The shooting was the latest attack to contribute to the unprecedented pace of mass killings this year in the U.S. Just over a week before, five people were fatally shot in Cleveland, Texas, after a neighbor asked a man to stop firing his weapon while a baby slept, authorities said.
This year has seen an average of about one mass killing per week, according to a database maintained by the AP and USA Today in partnership with Northeastern University.
Information about Garcia emerged as the community mourned the dead and awaited word on the seven people who were wounded. Authorities have not publicly identified those who were killed.
Medical City Healthcare said Monday it was treating six patients at three of its hospitals: Three were in critical condition, two were in fair condition and one was in good condition at a children’s hospital. Police said a seventh wounded person was taken to a different hospital.
Allen, which is home to about 105,000 people, is among the Dallas-Fort Worth area's diverse suburbs.

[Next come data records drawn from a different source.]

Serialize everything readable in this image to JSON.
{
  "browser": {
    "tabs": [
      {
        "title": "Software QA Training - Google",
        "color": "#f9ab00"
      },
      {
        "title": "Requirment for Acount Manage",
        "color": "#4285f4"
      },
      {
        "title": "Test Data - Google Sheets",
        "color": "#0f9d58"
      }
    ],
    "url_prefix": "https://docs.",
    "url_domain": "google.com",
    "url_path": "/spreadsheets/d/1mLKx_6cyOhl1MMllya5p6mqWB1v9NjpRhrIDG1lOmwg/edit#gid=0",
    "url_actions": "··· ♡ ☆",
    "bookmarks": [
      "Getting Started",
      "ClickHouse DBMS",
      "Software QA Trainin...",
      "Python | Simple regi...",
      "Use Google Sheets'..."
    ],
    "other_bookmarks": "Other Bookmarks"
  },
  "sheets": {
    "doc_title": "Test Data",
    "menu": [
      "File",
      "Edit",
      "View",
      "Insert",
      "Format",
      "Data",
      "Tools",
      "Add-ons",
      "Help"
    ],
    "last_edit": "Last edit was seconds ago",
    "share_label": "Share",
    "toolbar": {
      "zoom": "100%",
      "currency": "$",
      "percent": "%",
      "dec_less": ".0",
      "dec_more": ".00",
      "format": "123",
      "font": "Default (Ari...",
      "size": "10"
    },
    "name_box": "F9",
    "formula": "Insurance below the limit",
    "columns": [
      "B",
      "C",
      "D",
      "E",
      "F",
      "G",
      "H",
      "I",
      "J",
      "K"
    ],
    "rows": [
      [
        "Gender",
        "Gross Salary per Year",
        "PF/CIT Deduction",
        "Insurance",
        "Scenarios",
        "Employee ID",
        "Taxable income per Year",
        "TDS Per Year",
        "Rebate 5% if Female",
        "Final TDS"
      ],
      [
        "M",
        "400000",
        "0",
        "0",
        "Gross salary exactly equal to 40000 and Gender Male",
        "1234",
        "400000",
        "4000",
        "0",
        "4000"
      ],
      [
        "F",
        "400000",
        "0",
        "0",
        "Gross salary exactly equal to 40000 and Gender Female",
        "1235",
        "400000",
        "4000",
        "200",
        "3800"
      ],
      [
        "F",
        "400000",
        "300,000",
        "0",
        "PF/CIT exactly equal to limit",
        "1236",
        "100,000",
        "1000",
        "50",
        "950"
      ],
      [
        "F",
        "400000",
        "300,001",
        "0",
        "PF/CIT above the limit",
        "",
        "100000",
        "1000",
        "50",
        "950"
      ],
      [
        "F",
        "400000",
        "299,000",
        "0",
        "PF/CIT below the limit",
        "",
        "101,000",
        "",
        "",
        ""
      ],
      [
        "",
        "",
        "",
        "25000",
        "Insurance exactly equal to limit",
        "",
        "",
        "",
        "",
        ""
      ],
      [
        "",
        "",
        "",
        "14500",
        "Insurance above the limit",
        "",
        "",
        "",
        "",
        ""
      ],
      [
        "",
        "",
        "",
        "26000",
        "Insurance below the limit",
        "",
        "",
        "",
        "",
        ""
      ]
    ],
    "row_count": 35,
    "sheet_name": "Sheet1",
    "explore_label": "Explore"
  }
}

The area saw the largest Asian American growth rate of any major U.S. metro area, according to U.S. Census figures. Those statistics show that Allen's population is about 19% Asian, 10% Black and 11% Hispanic.
Allen also is connected to another of Texas’ recent mass shootings. Patrick Crusius lived there in 2019 before he posted a racist screed online that warned of a “Hispanic invasion” and drove to El Paso, where he opened fire at a Walmart, killing 23. Crusius, 24, pleaded guilty to federal hate crime and weapons charges in February.